Notably, though, the parties have already moved for summary judgment on the operative pleadings, with Island Roofing seeking to confirm the appraisal award as the amount of loss and Empire “contest[ing] any claim for payment of the Appraisal Award figure.” (Doc. 30; Doc. 37 at 11; Docs. 42, 43, 48.) At bottom, dismissal of Count II as redundant will in no way materially alter the resolution of this dispute. The Court must address Empire’s reasons and
defenses for withholding payment under the Policy and determine what, if any, amount Island Roofing is entitled to. Considering the procedural posture of this case, the parties’ arguments, and the lack of any prejudice to Empire, the Court will exercise its discretion in this specific instance and allow Island Roofing to pursue declaratory relief. See generally Otwell v. Ala. Power Co., 747 F.3d 1275, 1280 (11th Cir. 2014) (noting that, while not obligatory, “[i]t is well established that district courts have exceptionally broad discretion in deciding whether to issue a
declaratory judgment”); see also Fed.
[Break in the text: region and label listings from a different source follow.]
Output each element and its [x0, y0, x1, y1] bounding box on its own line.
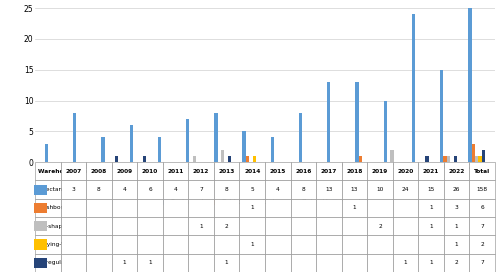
- Bar: [426, 156, 428, 162]
- Bar: [440, 70, 444, 162]
- Bar: [246, 156, 249, 162]
- Bar: [475, 156, 478, 162]
- Bar: [115, 156, 118, 162]
- Bar: [130, 125, 133, 162]
- Bar: [390, 150, 394, 162]
- Bar: [358, 156, 362, 162]
- Bar: [454, 156, 457, 162]
- Bar: [446, 156, 450, 162]
- Bar: [384, 101, 387, 162]
- Bar: [242, 131, 246, 162]
- Bar: [356, 82, 358, 162]
- Bar: [468, 2, 471, 162]
- Bar: [214, 113, 218, 162]
- Bar: [482, 150, 485, 162]
- Legend: Rectangular, Fishbone, U-shape, Flying-V, Irregular: Rectangular, Fishbone, U-shape, Flying-V…: [162, 199, 368, 205]
- Bar: [472, 144, 475, 162]
- FancyBboxPatch shape: [34, 184, 48, 194]
- Bar: [299, 113, 302, 162]
- Bar: [327, 82, 330, 162]
- Bar: [221, 150, 224, 162]
- Bar: [45, 144, 48, 162]
- FancyBboxPatch shape: [34, 203, 48, 213]
- Bar: [193, 156, 196, 162]
- Bar: [73, 113, 76, 162]
- FancyBboxPatch shape: [34, 258, 48, 268]
- Bar: [444, 156, 446, 162]
- Bar: [412, 14, 415, 162]
- FancyBboxPatch shape: [34, 239, 48, 249]
- Bar: [143, 156, 146, 162]
- Bar: [252, 156, 256, 162]
- Bar: [270, 137, 274, 162]
- Bar: [158, 137, 161, 162]
- Bar: [228, 156, 231, 162]
- Bar: [186, 119, 190, 162]
- Bar: [102, 137, 104, 162]
- Bar: [478, 156, 482, 162]
- FancyBboxPatch shape: [34, 221, 48, 231]
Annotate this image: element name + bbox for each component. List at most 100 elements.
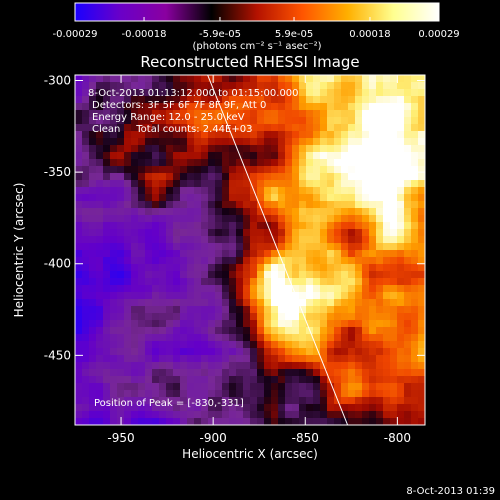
- heatmap-cell: [299, 222, 307, 230]
- heatmap-cell: [264, 201, 272, 209]
- heatmap-cell: [404, 285, 412, 293]
- heatmap-cell: [306, 397, 314, 405]
- heatmap-cell: [180, 222, 188, 230]
- heatmap-cell: [390, 82, 398, 90]
- heatmap-cell: [166, 215, 174, 223]
- heatmap-cell: [145, 110, 153, 118]
- heatmap-cell: [334, 124, 342, 132]
- heatmap-cell: [82, 404, 90, 412]
- heatmap-cell: [201, 96, 209, 104]
- heatmap-cell: [341, 362, 349, 370]
- heatmap-cell: [271, 320, 279, 328]
- heatmap-cell: [222, 159, 230, 167]
- heatmap-cell: [89, 243, 97, 251]
- annotation-energy: Energy Range: 12.0 - 25.0 keV: [92, 112, 245, 123]
- heatmap-cell: [131, 292, 139, 300]
- heatmap-cell: [166, 208, 174, 216]
- heatmap-cell: [117, 103, 125, 111]
- heatmap-cell: [180, 313, 188, 321]
- heatmap-cell: [103, 341, 111, 349]
- heatmap-cell: [257, 201, 265, 209]
- heatmap-cell: [236, 292, 244, 300]
- heatmap-cell: [131, 376, 139, 384]
- heatmap-cell: [110, 355, 118, 363]
- heatmap-cell: [285, 96, 293, 104]
- heatmap-cell: [117, 383, 125, 391]
- heatmap-cell: [152, 285, 160, 293]
- heatmap-cell: [89, 145, 97, 153]
- heatmap-cell: [138, 229, 146, 237]
- heatmap-cell: [96, 138, 104, 146]
- heatmap-cell: [110, 166, 118, 174]
- heatmap-cell: [222, 278, 230, 286]
- heatmap-cell: [159, 187, 167, 195]
- heatmap-cell: [222, 173, 230, 181]
- heatmap-cell: [334, 250, 342, 258]
- heatmap-cell: [327, 222, 335, 230]
- heatmap-cell: [89, 159, 97, 167]
- heatmap-cell: [278, 404, 286, 412]
- heatmap-cell: [278, 250, 286, 258]
- heatmap-cell: [250, 348, 258, 356]
- heatmap-cell: [138, 138, 146, 146]
- heatmap-cell: [82, 159, 90, 167]
- heatmap-cell: [341, 355, 349, 363]
- plot-area: -950 -900 -850 -800-300-350-400-450: [44, 73, 426, 445]
- heatmap-cell: [341, 334, 349, 342]
- heatmap-cell: [215, 306, 223, 314]
- heatmap-cell: [138, 390, 146, 398]
- heatmap-cell: [313, 418, 321, 425]
- heatmap-cell: [131, 173, 139, 181]
- heatmap-cell: [278, 411, 286, 419]
- heatmap-cell: [348, 180, 356, 188]
- heatmap-cell: [355, 124, 363, 132]
- heatmap-cell: [341, 313, 349, 321]
- heatmap-cell: [96, 124, 104, 132]
- heatmap-cell: [145, 152, 153, 160]
- heatmap-cell: [215, 187, 223, 195]
- heatmap-cell: [271, 166, 279, 174]
- heatmap-cell: [397, 166, 405, 174]
- heatmap-cell: [327, 306, 335, 314]
- heatmap-cell: [292, 124, 300, 132]
- heatmap-cell: [257, 187, 265, 195]
- heatmap-cell: [145, 159, 153, 167]
- heatmap-cell: [362, 145, 370, 153]
- heatmap-cell: [89, 411, 97, 419]
- heatmap-cell: [166, 250, 174, 258]
- heatmap-cell: [418, 82, 425, 90]
- heatmap-cell: [285, 313, 293, 321]
- heatmap-cell: [236, 103, 244, 111]
- heatmap-cell: [187, 89, 195, 97]
- heatmap-cell: [82, 145, 90, 153]
- heatmap-cell: [278, 82, 286, 90]
- heatmap-cell: [89, 313, 97, 321]
- heatmap-cell: [250, 159, 258, 167]
- heatmap-cell: [229, 348, 237, 356]
- heatmap-cell: [355, 348, 363, 356]
- heatmap-cell: [215, 376, 223, 384]
- heatmap-cell: [103, 257, 111, 265]
- heatmap-cell: [75, 187, 83, 195]
- heatmap-cell: [180, 327, 188, 335]
- heatmap-cell: [334, 131, 342, 139]
- heatmap-cell: [278, 341, 286, 349]
- heatmap-cell: [320, 418, 328, 425]
- heatmap-cell: [229, 362, 237, 370]
- heatmap-cell: [159, 257, 167, 265]
- heatmap-cell: [383, 124, 391, 132]
- heatmap-cell: [194, 306, 202, 314]
- heatmap-cell: [327, 390, 335, 398]
- heatmap-cell: [208, 117, 216, 125]
- heatmap-cell: [138, 96, 146, 104]
- heatmap-cell: [187, 411, 195, 419]
- heatmap-cell: [390, 110, 398, 118]
- heatmap-cell: [397, 236, 405, 244]
- heatmap-cell: [145, 96, 153, 104]
- heatmap-cell: [194, 236, 202, 244]
- heatmap-cell: [159, 229, 167, 237]
- heatmap-cell: [152, 229, 160, 237]
- heatmap-cell: [229, 82, 237, 90]
- heatmap-cell: [341, 341, 349, 349]
- heatmap-cell: [341, 166, 349, 174]
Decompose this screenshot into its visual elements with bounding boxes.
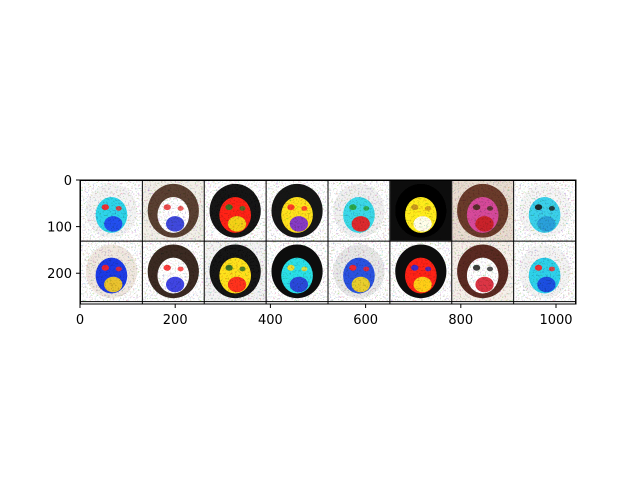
tile-speck: [101, 264, 109, 271]
tile-accent: [413, 276, 432, 293]
tile-speck: [115, 205, 122, 211]
image-tile: [390, 180, 452, 241]
tile-speck: [301, 266, 308, 272]
tile-speck: [486, 266, 494, 272]
tile-accent: [413, 216, 432, 232]
tile-speck: [548, 266, 555, 272]
image-tile: [80, 241, 142, 302]
tile-accent: [165, 276, 185, 293]
tile-speck: [163, 264, 171, 271]
tile-speck: [534, 264, 543, 271]
tile-speck: [177, 205, 184, 211]
image-tile: [80, 180, 142, 241]
tile-accent: [475, 216, 494, 232]
tile-speck: [349, 204, 357, 211]
y-axis: 0 100 200: [47, 174, 80, 282]
tile-speck: [101, 204, 109, 211]
tile-accent: [165, 216, 185, 232]
image-tile: [142, 180, 204, 241]
tile-speck: [239, 205, 246, 211]
tile-speck: [239, 266, 246, 272]
tile-speck: [177, 266, 184, 272]
tile-accent: [351, 216, 370, 232]
tile-speck: [225, 204, 233, 211]
tile-speck: [472, 204, 481, 211]
tile-speck: [287, 204, 295, 211]
image-tile: [266, 180, 328, 241]
tile-speck: [287, 264, 295, 271]
tile-speck: [411, 264, 419, 271]
tile-speck: [115, 266, 122, 272]
x-tick-label: 1000: [539, 313, 572, 328]
image-tile: [204, 180, 266, 241]
tile-accent: [289, 276, 309, 293]
image-grid: [80, 180, 576, 302]
tile-speck: [486, 205, 494, 211]
tile-speck: [363, 266, 370, 272]
image-tile: [266, 241, 328, 302]
axes-frame: [79, 179, 577, 305]
tile-accent: [351, 276, 370, 293]
image-tile: [514, 241, 576, 302]
tile-speck: [363, 205, 370, 211]
tile-accent: [227, 216, 247, 232]
tile-accent: [104, 276, 123, 293]
tile-accent: [227, 276, 247, 293]
tile-accent: [537, 276, 556, 293]
x-tick-label: 600: [353, 313, 378, 328]
tile-speck: [425, 205, 432, 211]
image-tile: [204, 241, 266, 302]
tile-accent: [537, 216, 556, 232]
y-tick-label: 100: [47, 221, 72, 236]
x-tick-label: 0: [76, 313, 84, 328]
x-axis: 0 200 400 600 800 1000: [76, 304, 573, 328]
image-tile: [514, 180, 576, 241]
tile-speck: [472, 264, 481, 271]
x-tick-label: 200: [163, 313, 188, 328]
tile-speck: [425, 266, 432, 272]
image-tile: [328, 241, 390, 302]
tile-speck: [411, 204, 419, 211]
image-tile: [452, 241, 514, 302]
tile-accent: [289, 216, 309, 232]
x-tick-label: 400: [258, 313, 283, 328]
x-tick-label: 800: [448, 313, 473, 328]
image-tile: [452, 180, 514, 241]
image-tile: [328, 180, 390, 241]
tile-speck: [534, 204, 543, 211]
y-tick-label: 0: [64, 174, 72, 189]
tile-speck: [301, 205, 308, 211]
tile-accent: [475, 276, 494, 293]
tile-speck: [163, 204, 171, 211]
image-tile: [390, 241, 452, 302]
tile-speck: [548, 205, 555, 211]
grid-separators: [79, 179, 577, 304]
image-tile: [142, 241, 204, 302]
tile-speck: [349, 264, 357, 271]
y-tick-label: 200: [47, 267, 72, 282]
tile-speck: [225, 264, 233, 271]
tile-accent: [104, 216, 123, 232]
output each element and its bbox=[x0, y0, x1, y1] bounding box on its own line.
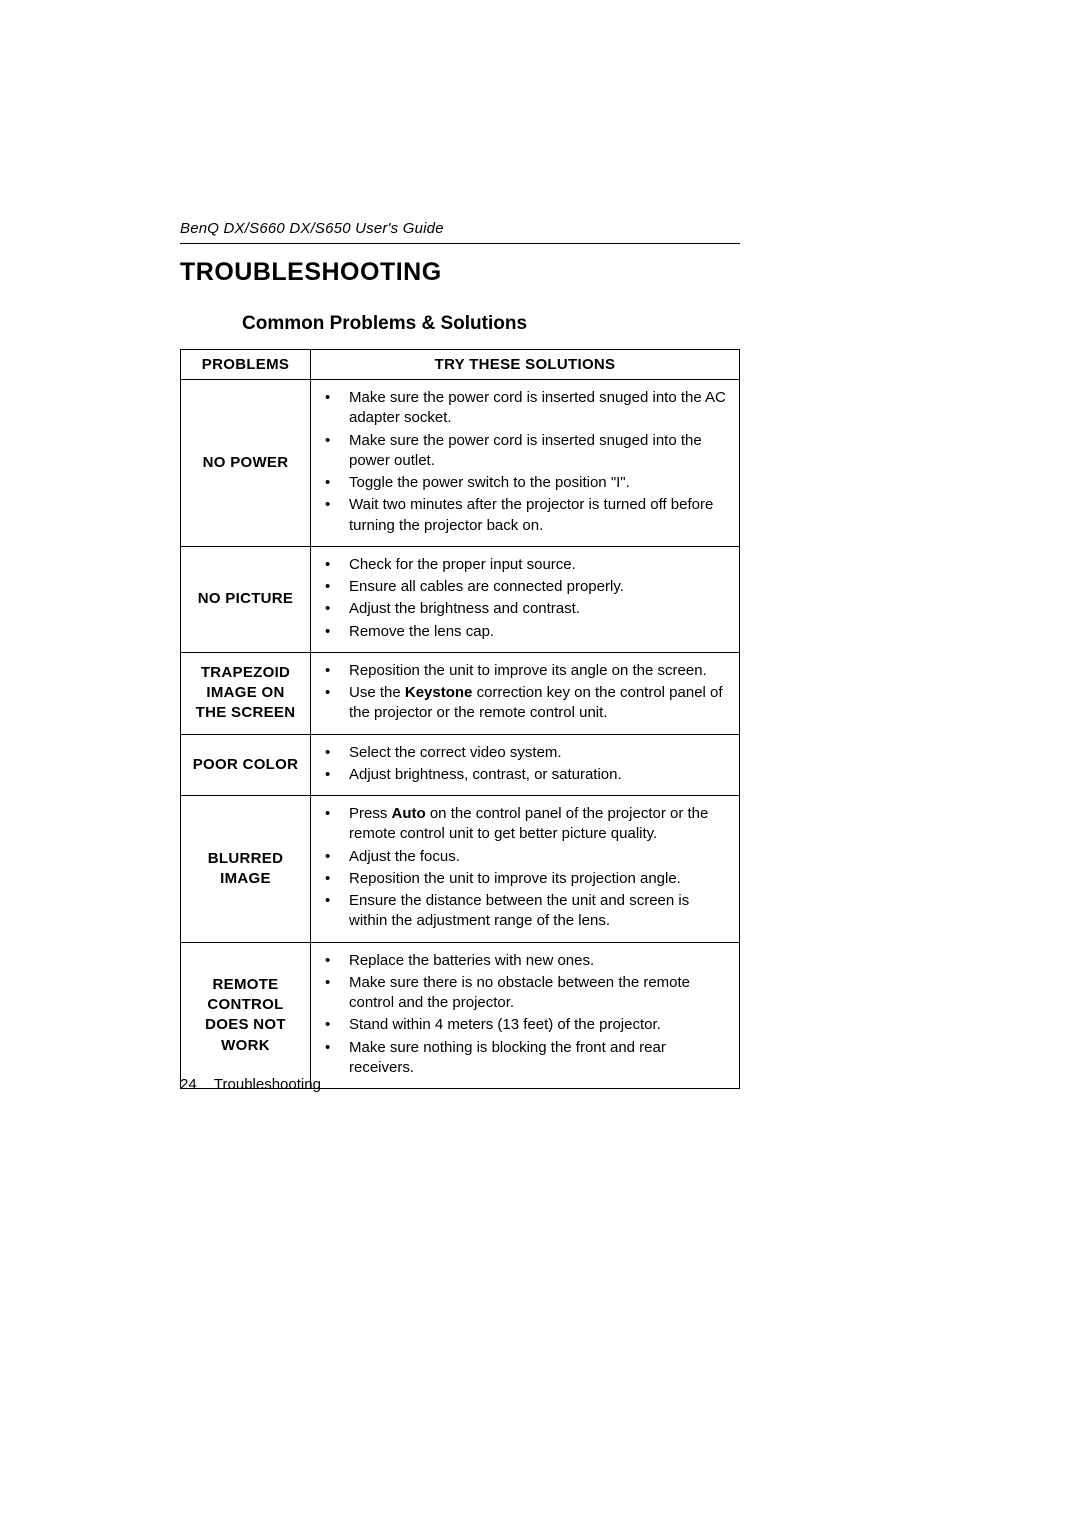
table-row: REMOTE CONTROL DOES NOT WORKReplace the … bbox=[181, 942, 740, 1089]
solution-item: Ensure the distance between the unit and… bbox=[321, 891, 729, 932]
table-row: TRAPEZOID IMAGE ON THE SCREEN Reposition … bbox=[181, 652, 740, 734]
solution-item: Adjust brightness, contrast, or saturati… bbox=[321, 765, 729, 785]
problem-cell: BLURRED IMAGE bbox=[181, 796, 311, 943]
page-content: BenQ DX/S660 DX/S650 User's Guide TROUBL… bbox=[180, 220, 740, 1089]
solutions-cell: Select the correct video system.Adjust b… bbox=[311, 734, 740, 796]
solutions-list: Make sure the power cord is inserted snu… bbox=[321, 388, 729, 536]
solution-item: Check for the proper input source. bbox=[321, 555, 729, 575]
footer-section: Troubleshooting bbox=[214, 1076, 321, 1093]
solution-item: Ensure all cables are connected properly… bbox=[321, 577, 729, 597]
problem-cell: REMOTE CONTROL DOES NOT WORK bbox=[181, 942, 311, 1089]
solutions-list: Check for the proper input source.Ensure… bbox=[321, 555, 729, 642]
solution-item: Select the correct video system. bbox=[321, 743, 729, 763]
running-head: BenQ DX/S660 DX/S650 User's Guide bbox=[180, 220, 740, 244]
table-header-row: PROBLEMS TRY THESE SOLUTIONS bbox=[181, 350, 740, 380]
solution-item: Make sure there is no obstacle between t… bbox=[321, 973, 729, 1014]
solution-item: Toggle the power switch to the position … bbox=[321, 473, 729, 493]
solutions-cell: Reposition the unit to improve its angle… bbox=[311, 652, 740, 734]
solution-item: Make sure the power cord is inserted snu… bbox=[321, 431, 729, 472]
solutions-list: Select the correct video system.Adjust b… bbox=[321, 743, 729, 786]
solutions-cell: Make sure the power cord is inserted snu… bbox=[311, 380, 740, 547]
solution-item: Make sure nothing is blocking the front … bbox=[321, 1038, 729, 1079]
solution-item: Wait two minutes after the projector is … bbox=[321, 495, 729, 536]
solutions-cell: Replace the batteries with new ones.Make… bbox=[311, 942, 740, 1089]
problem-cell: TRAPEZOID IMAGE ON THE SCREEN bbox=[181, 652, 311, 734]
solution-item: Replace the batteries with new ones. bbox=[321, 951, 729, 971]
solution-item: Remove the lens cap. bbox=[321, 622, 729, 642]
solutions-cell: Press Auto on the control panel of the p… bbox=[311, 796, 740, 943]
solutions-list: Replace the batteries with new ones.Make… bbox=[321, 951, 729, 1079]
solutions-list: Press Auto on the control panel of the p… bbox=[321, 804, 729, 932]
problem-cell: POOR COLOR bbox=[181, 734, 311, 796]
page-number: 24 bbox=[180, 1076, 210, 1093]
col-header-solutions: TRY THESE SOLUTIONS bbox=[311, 350, 740, 380]
solution-item: Reposition the unit to improve its angle… bbox=[321, 661, 729, 681]
solution-item: Use the Keystone correction key on the c… bbox=[321, 683, 729, 724]
table-row: NO POWERMake sure the power cord is inse… bbox=[181, 380, 740, 547]
table-row: BLURRED IMAGEPress Auto on the control p… bbox=[181, 796, 740, 943]
troubleshooting-table: PROBLEMS TRY THESE SOLUTIONS NO POWERMak… bbox=[180, 349, 740, 1089]
solution-item: Press Auto on the control panel of the p… bbox=[321, 804, 729, 845]
solutions-list: Reposition the unit to improve its angle… bbox=[321, 661, 729, 724]
col-header-problems: PROBLEMS bbox=[181, 350, 311, 380]
solution-item: Adjust the brightness and contrast. bbox=[321, 599, 729, 619]
solution-item: Adjust the focus. bbox=[321, 847, 729, 867]
problem-cell: NO POWER bbox=[181, 380, 311, 547]
solution-item: Stand within 4 meters (13 feet) of the p… bbox=[321, 1015, 729, 1035]
problem-cell: NO PICTURE bbox=[181, 546, 311, 652]
solutions-cell: Check for the proper input source.Ensure… bbox=[311, 546, 740, 652]
solution-item: Make sure the power cord is inserted snu… bbox=[321, 388, 729, 429]
page-footer: 24 Troubleshooting bbox=[180, 1076, 321, 1093]
page-subheading: Common Problems & Solutions bbox=[242, 313, 740, 335]
page-heading: TROUBLESHOOTING bbox=[180, 258, 740, 287]
table-row: POOR COLORSelect the correct video syste… bbox=[181, 734, 740, 796]
solution-item: Reposition the unit to improve its proje… bbox=[321, 869, 729, 889]
table-row: NO PICTURECheck for the proper input sou… bbox=[181, 546, 740, 652]
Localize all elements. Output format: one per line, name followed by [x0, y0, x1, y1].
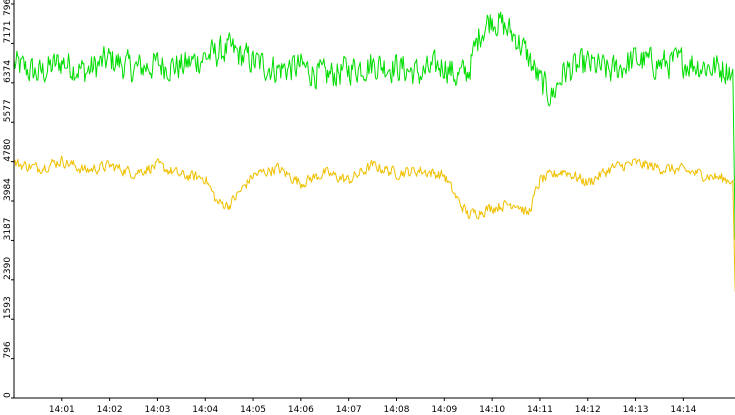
x-tick-label: 14:09 — [431, 405, 457, 415]
x-tick-label: 14:10 — [479, 405, 505, 415]
x-tick-label: 14:04 — [192, 405, 218, 415]
x-tick-label: 14:05 — [240, 405, 266, 415]
y-tick-label: 0 — [3, 392, 13, 398]
series-line — [13, 11, 735, 240]
x-tick-label: 14:11 — [527, 405, 553, 415]
series-line — [13, 155, 735, 292]
x-tick-label: 14:03 — [144, 405, 170, 415]
y-tick-label: 6374 — [3, 60, 13, 83]
y-tick-label: 7171 — [3, 21, 13, 44]
x-axis: 14:01 14:02 14:03 14:04 14:05 14:06 14:07 14:08… — [14, 397, 735, 415]
series-group — [13, 11, 735, 292]
y-tick-label: 7968 — [3, 0, 13, 16]
y-tick-label: 3984 — [3, 178, 13, 201]
y-tick-label: 3187 — [3, 218, 13, 241]
x-tick-label: 14:08 — [384, 405, 410, 415]
x-tick-label: 14:14 — [670, 405, 696, 415]
x-tick-label: 14:02 — [97, 405, 123, 415]
y-tick-label: 5577 — [3, 99, 13, 122]
x-tick-label: 14:13 — [623, 405, 649, 415]
x-tick-label: 14:07 — [336, 405, 362, 415]
y-tick-label: 4780 — [3, 138, 13, 161]
x-tick-label: 14:06 — [288, 405, 314, 415]
x-tick-label: 14:12 — [575, 405, 601, 415]
y-axis: 0 796 1593 2390 3187 3984 4780 5577 6374 7171 7968 — [3, 0, 15, 399]
y-tick-label: 2390 — [3, 257, 13, 280]
y-tick-label: 796 — [3, 341, 13, 358]
y-tick-label: 1593 — [3, 296, 13, 319]
x-tick-label: 14:01 — [49, 405, 75, 415]
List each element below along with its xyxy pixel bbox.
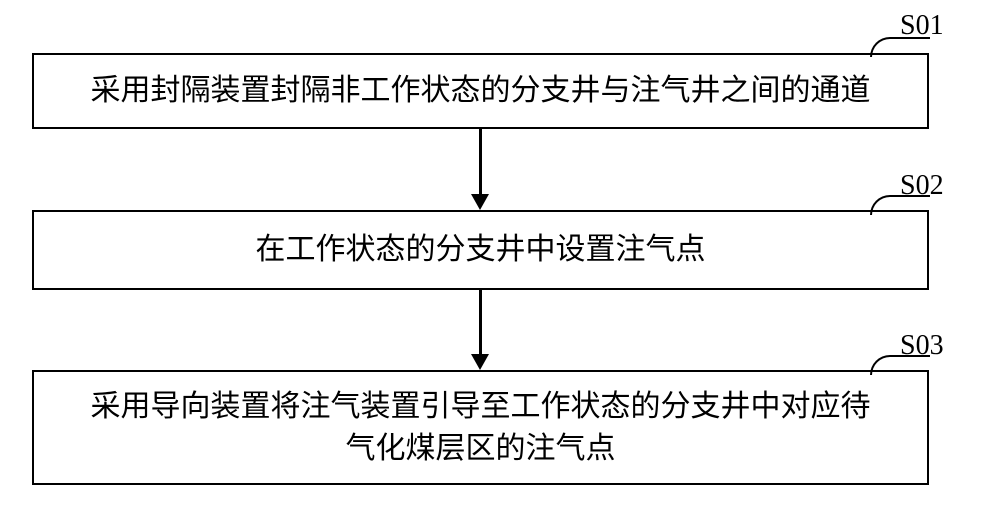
arrow-head-icon <box>471 354 489 370</box>
flowchart-node-s03: 采用导向装置将注气装置引导至工作状态的分支井中对应待 气化煤层区的注气点 <box>32 370 929 485</box>
node-text-s03: 采用导向装置将注气装置引导至工作状态的分支井中对应待 气化煤层区的注气点 <box>81 386 881 470</box>
node-label-s03: S03 <box>900 330 944 362</box>
arrow-head-icon <box>471 194 489 210</box>
node-label-s01: S01 <box>900 10 944 42</box>
node-text-s01: 采用封隔装置封隔非工作状态的分支井与注气井之间的通道 <box>81 70 881 112</box>
flowchart-node-s01: 采用封隔装置封隔非工作状态的分支井与注气井之间的通道 <box>32 53 929 129</box>
flowchart-node-s02: 在工作状态的分支井中设置注气点 <box>32 210 929 290</box>
node-text-s03-line2: 气化煤层区的注气点 <box>346 432 616 465</box>
edge-s02-s03 <box>479 290 482 354</box>
flowchart-container: 采用封隔装置封隔非工作状态的分支井与注气井之间的通道 S01 在工作状态的分支井… <box>0 0 1000 519</box>
edge-s01-s02 <box>479 129 482 194</box>
node-text-s02: 在工作状态的分支井中设置注气点 <box>246 229 716 271</box>
node-label-s02: S02 <box>900 170 944 202</box>
node-text-s03-line1: 采用导向装置将注气装置引导至工作状态的分支井中对应待 <box>91 390 871 423</box>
R. Civ. P. 57. Accordingly, Empire’s motion to dismiss (Doc. 17) is DENIED. And because the Court finds that a reply in support of that motion is unnecessary, Empire’s pending motion for leave to file the same (Doc. 22) is also DENIED.3
3 Empire seeks to address Island Roofing’s characterization of Count II and present cases from the Middle and Southern Districts of Florida dismissing duplicative claims in the first-party insurance coverage context. (See Doc. 22.) ORDERED at Fort Myers, Florida, on February 11, 2022.